Utilization of murine colonoscopy for orthotopic implantation of colorectal cancer

Abstract

Background: Colorectal-cancer (CRC) research has greatly benefited from the availability of small animal tumor models. Spontaneous and chemically-induced CRC models are widely used yet limited in their resemblance to human disease and are often prolonged, not accurately repetitive, and associated with inflammatory side effects. In-situ murine or human tumor implantation in the gastrointestinal tract of mice is extremely challenging, and limited by inter-animal variability and procedure-related complications and mortality. As a result, in frequent studies CRC is implanted in distal sites, most commonly the subcutaneous region, an approach that is greatly limited by the absence of normal gastrointestinal tumor milieu and has substantial effects on tumor development.

Aims: In this study we aimed to develop a well-tolerated repetitive tool to study CRC in small animals by adapting the murine colonoscopy system to serve as a platform for colonic sub-mucosal orthotopic implantation of human and murine CRC tumor cells.

Results: We report the establishment of a novel small-animal CRC model that is minimally invasive, rapid, well-tolerated, highly reproducible, and confers precise control of tumor number, location and growth rate. Moreover, we show that this model uniquely allows the side-by-side induction of distinct genetically manipulated tumors, enabling the mechanistic study of tumor interaction and cross-talk within the native intestinal microenvironment.

Conclusions: Employment of this new approach may represent a major technical advance for the in-vivo study of CRC.

Figure 1. Orthotopic induction of CRC using the mouse colonoscopy system.

(A) Colonoscopy image presenting colonic sub-mucosal injection of India-ink dye in C57BL/6 mouse for the assessment of the appropriate injection volume and its distribution at the colonic lamina propria. (B) Representative colonoscopy images indicating the progressive development of CRC tumor within the same C57BL/6 mouse following orthotopic implantation of 1×10⁵ MC38 CRC cells from day 5, through day 12 to day 19. (C–D) Representative image of histology specimen stained with hematoxyline and eosin (H&E) and isolated from colonic injection site at day 14 following injection of 1×10⁵ MC38 CRC cells. Magnifications: C- [x40], D – [x100]. Note the boundary area between the tumor and the adjacent normal mucosa and the projection of the tumor through the epithelial layer into the lumen. (E) Representative image showing H&E staining of histology specimen of murine-CRC tumor generated 5 days following orthotopic implantation of MC38 CRC tumor cells into C57BL/6 mice (Magnification x40). (F) Fluorescent microscopic image showing GFP labeled tumor cells and their dissemination through the epithelial layer toward the lumen (Magnification x100). Data are representative of three independent experiments.

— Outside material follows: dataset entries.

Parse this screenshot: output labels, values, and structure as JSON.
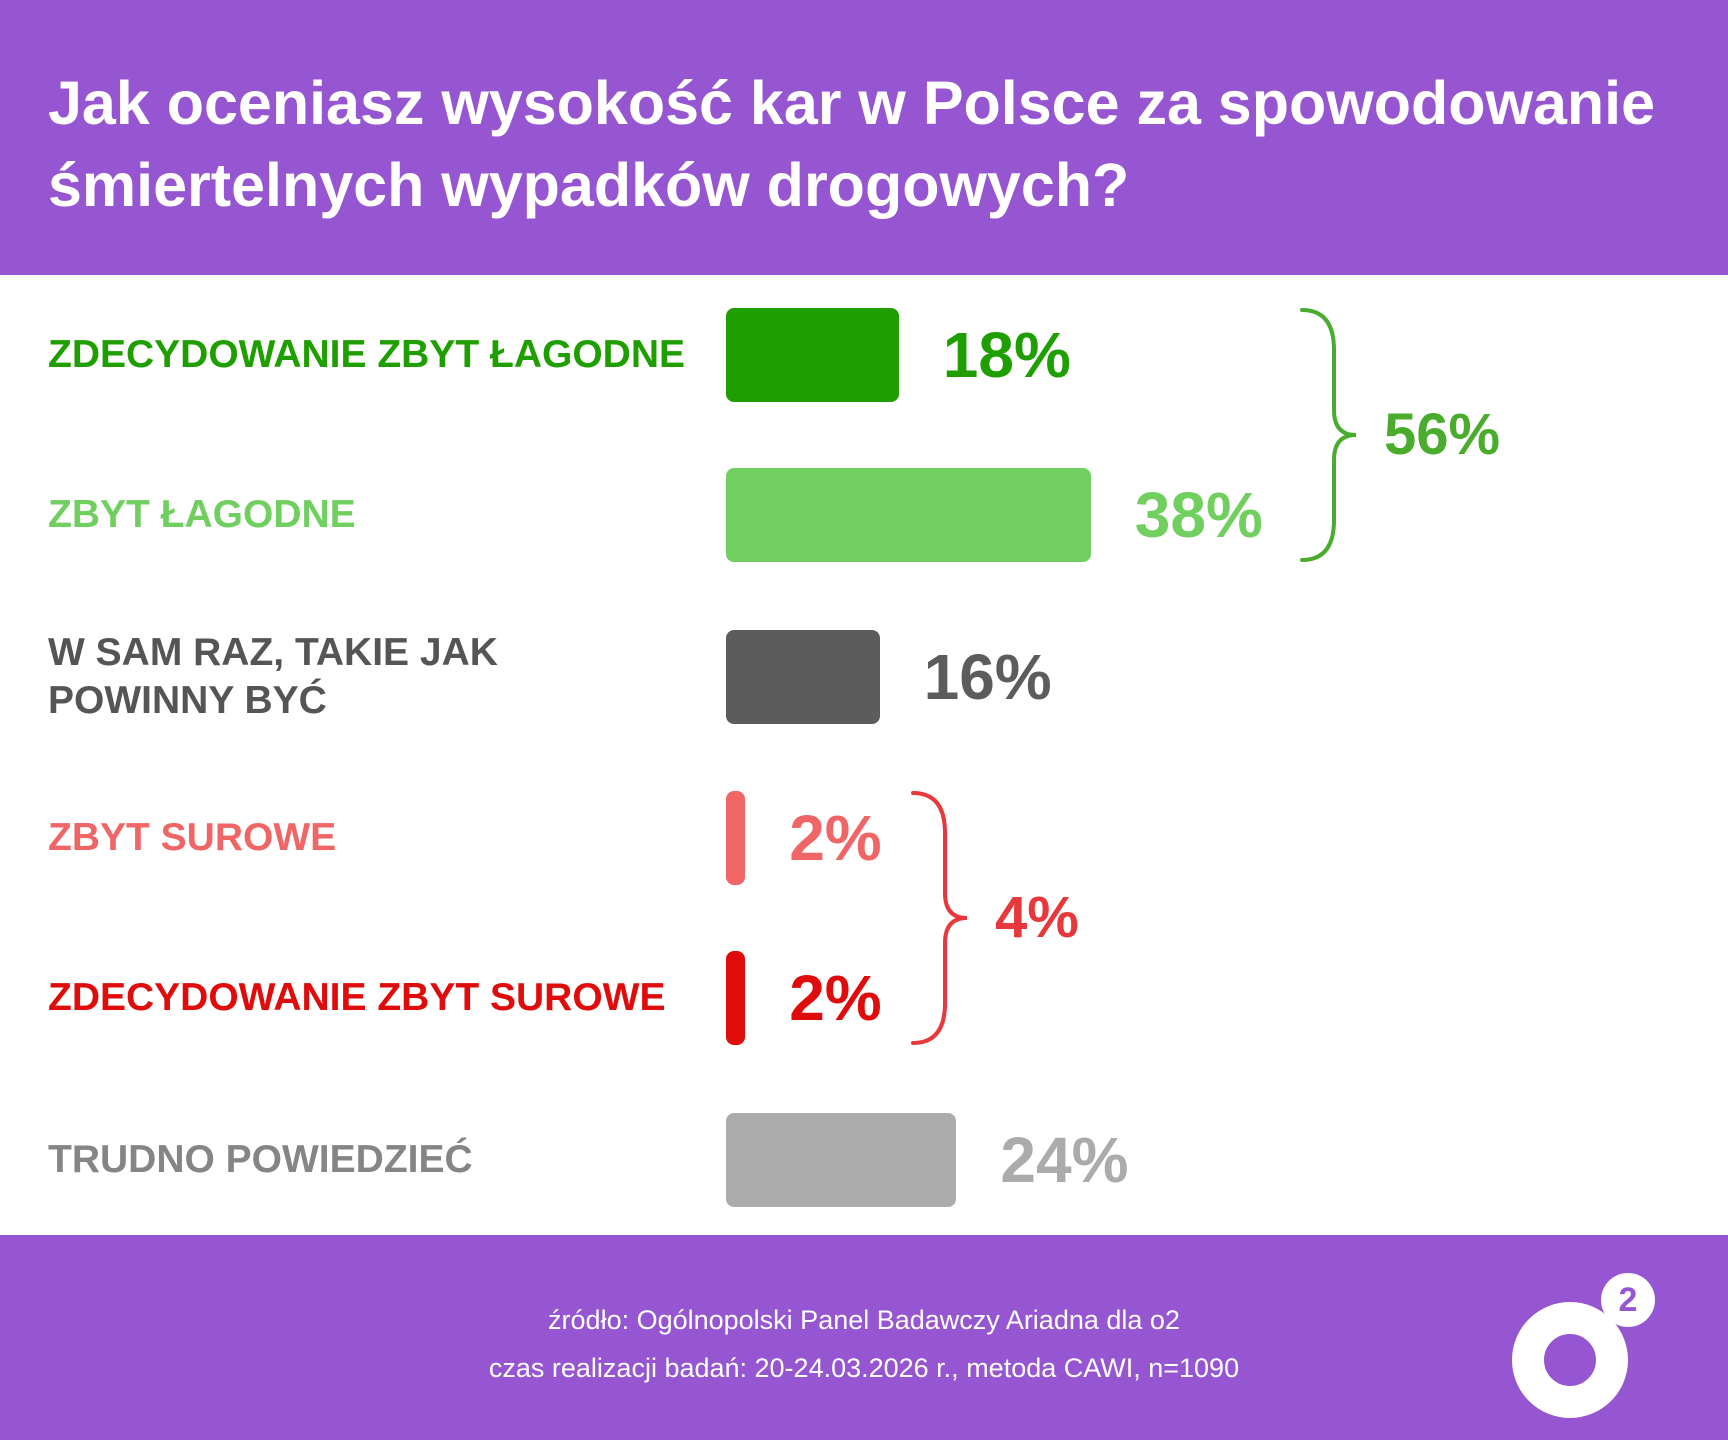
{
  "header": {
    "title": "Jak oceniasz wysokość kar w Polsce za spowodowanie śmiertelnych wypadków drogowych?"
  },
  "chart_data": {
    "type": "bar",
    "orientation": "horizontal",
    "title": "Jak oceniasz wysokość kar w Polsce za spowodowanie śmiertelnych wypadków drogowych?",
    "categories": [
      "ZDECYDOWANIE ZBYT ŁAGODNE",
      "ZBYT ŁAGODNE",
      "W SAM RAZ, TAKIE JAK\nPOWINNY BYĆ",
      "ZBYT SUROWE",
      "ZDECYDOWANIE ZBYT SUROWE",
      "TRUDNO POWIEDZIEĆ"
    ],
    "values": [
      18,
      38,
      16,
      2,
      2,
      24
    ],
    "value_labels": [
      "18%",
      "38%",
      "16%",
      "2%",
      "2%",
      "24%"
    ],
    "colors": [
      "#1f9e00",
      "#70cf5f",
      "#5c5c5c",
      "#f06565",
      "#e00b0b",
      "#ababab"
    ],
    "label_colors": [
      "#1f9e00",
      "#70cf5f",
      "#555555",
      "#f06565",
      "#e00b0b",
      "#858585"
    ],
    "groups": [
      {
        "members": [
          0,
          1
        ],
        "value": 56,
        "label": "56%",
        "color": "#4aac2c"
      },
      {
        "members": [
          3,
          4
        ],
        "value": 4,
        "label": "4%",
        "color": "#e8383c"
      }
    ],
    "unit": "%",
    "axis": "hidden",
    "grid": false,
    "legend": "none"
  },
  "footer": {
    "source_line1": "źródło: Ogólnopolski Panel Badawczy Ariadna dla o2",
    "source_line2": "czas realizacji badań: 20-24.03.2026 r., metoda CAWI, n=1090",
    "logo_superscript": "2"
  }
}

Figure 2. Absolute control on growth kinetics of orthotopically induced tumors.

(A) Representative colonoscopy images demonstrating the correlation between amount of injected MC38 tumor cells and the size of the established CRC tumor 3 weeks following orthotopic tumor cell implantation. (B) Graphs summarizing the growth kinetics, circumference percentage and developmental grade of colonic tumor in correlation to the amount of injected MC38 CRC cells. Note the rapid establishment of grade 5 tumors already 2 weeks following implantation of only 1×10⁵ MC38-CRC cells. Each group consisted of 5 mice.

Figure 3. Orthotopic induction of distinct genetically manipulated CRC tumors.

(A) Color-coded representative image of whole body bioluminescence optical imaging of BALB/c mice 2 weeks following sub-mucosal injection of PBS^-/- (left mouse) or 1×10⁵ CT26 CRC tumor cells expressing luciferase and 10 minutes following i.p injection of D-Luciferin. Note the luminescence emission specifically from the area of injected CRC tumor cells (right mouse). (B) Upper left panel – fluorescent stereo-microscopic image overlaid on a photo graphic image of recipient C57BL/6 mouse colon 3 weeks following its orthotopic injection with MC38 CRC cells that were genetically manipulated by lentiviral reporter system to express RFP, magnification x10. Down left panel – colonoscopy image of C57BL/6 mouse colon following orthotopic implantation of 2 adjacent MC38 CRC tumor cells; MC38-RFP (red arrow) and MC38-GFP (green arrow). Right panel - fluorescent stereo-microscopic image overlaid on a photo graphic image of recipient C57BL/6 mouse opened colon 2 weeks following side-by-side orthotopic injection of MC38-RFP (distal) and MC38-GFP (proximal) CRC tumor cells, magnification x10. Note the induction of 2 adjacent CRC tumors that differ only by the expression of the transduced reporter gene. Data are representative of three independent experiments.